How to prove that $f : x \mapsto \frac{x}{\exp(x)-1}, \ x\neq 0$, and $1$ if $x=0$ is $\mathcal{C}^{\infty}(\mathbb{R})$.
For $x\neq 0$ , $f'(x)=\frac{\exp(x)-1-x\exp(x)}{(\exp(x)-1)^2}$, so we can extend $f'$ to $0$ taking : $f'(0)=-\frac{1}{2}$. Then we can conclude that $f \in \mathcal{C}^1(\mathbb{R})$.
Now maybe an induction could work but the calculation of the successive derivatives seems tricky.
Thanks in advance !
On
HINT.-The limit of $f(x)$ when $x\to0$ exists and is in fact equal to $1$ so one can well define $f(0)=1$ but the second derivative of $f(x)$ is equal to $$e^x\left(x+\frac{2}{(e^x-1)^3}\right)$$ and the limit of $\dfrac{2e^x}{(e^x-1)^3}$ does not exists for $x\to0$ (we have $-\infty$ when $x\to0^-$ and $+\infty$ when $x\to0^-$)
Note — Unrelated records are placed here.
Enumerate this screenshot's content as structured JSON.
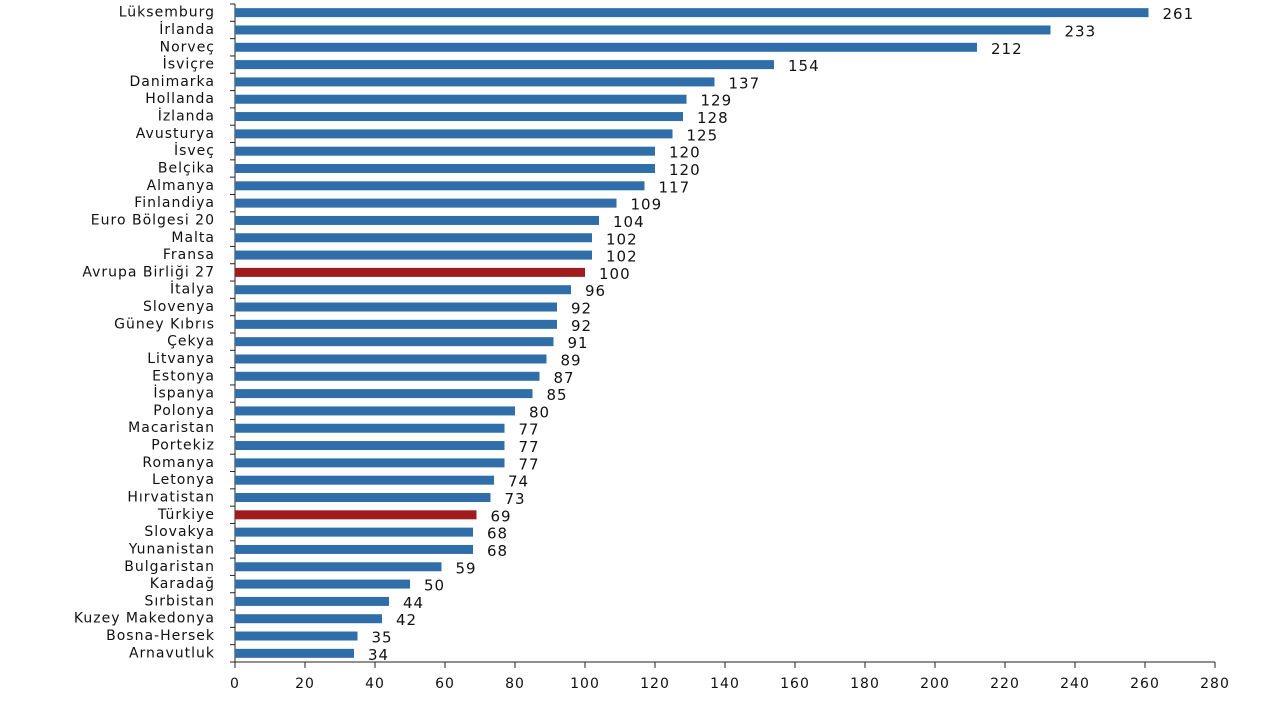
{
  "chart_data": {
    "type": "bar",
    "orientation": "horizontal",
    "categories": [
      "Lüksemburg",
      "İrlanda",
      "Norveç",
      "İsviçre",
      "Danimarka",
      "Hollanda",
      "İzlanda",
      "Avusturya",
      "İsveç",
      "Belçika",
      "Almanya",
      "Finlandiya",
      "Euro Bölgesi 20",
      "Malta",
      "Fransa",
      "Avrupa Birliği 27",
      "İtalya",
      "Slovenya",
      "Güney Kıbrıs",
      "Çekya",
      "Litvanya",
      "Estonya",
      "İspanya",
      "Polonya",
      "Macaristan",
      "Portekiz",
      "Romanya",
      "Letonya",
      "Hırvatistan",
      "Türkiye",
      "Slovakya",
      "Yunanistan",
      "Bulgaristan",
      "Karadağ",
      "Sırbistan",
      "Kuzey Makedonya",
      "Bosna-Hersek",
      "Arnavutluk"
    ],
    "values": [
      261,
      233,
      212,
      154,
      137,
      129,
      128,
      125,
      120,
      120,
      117,
      109,
      104,
      102,
      102,
      100,
      96,
      92,
      92,
      91,
      89,
      87,
      85,
      80,
      77,
      77,
      77,
      74,
      73,
      69,
      68,
      68,
      59,
      50,
      44,
      42,
      35,
      34
    ],
    "colors": [
      "#2f6ea8",
      "#2f6ea8",
      "#2f6ea8",
      "#2f6ea8",
      "#2f6ea8",
      "#2f6ea8",
      "#2f6ea8",
      "#2f6ea8",
      "#2f6ea8",
      "#2f6ea8",
      "#2f6ea8",
      "#2f6ea8",
      "#2f6ea8",
      "#2f6ea8",
      "#2f6ea8",
      "#a01c1c",
      "#2f6ea8",
      "#2f6ea8",
      "#2f6ea8",
      "#2f6ea8",
      "#2f6ea8",
      "#2f6ea8",
      "#2f6ea8",
      "#2f6ea8",
      "#2f6ea8",
      "#2f6ea8",
      "#2f6ea8",
      "#2f6ea8",
      "#2f6ea8",
      "#a01c1c",
      "#2f6ea8",
      "#2f6ea8",
      "#2f6ea8",
      "#2f6ea8",
      "#2f6ea8",
      "#2f6ea8",
      "#2f6ea8",
      "#2f6ea8"
    ],
    "xlim": [
      0,
      280
    ],
    "xticks": [
      0,
      20,
      40,
      60,
      80,
      100,
      120,
      140,
      160,
      180,
      200,
      220,
      240,
      260,
      280
    ],
    "grid": false
  }
}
A possible approach is the following. Consider the function $g=1/f$, and use the Taylor expansion of the exponential function. The remark the derivatives of $g$ at zero are never equal to zero, and conclude that $f$ is infinitely often differentiable at zero.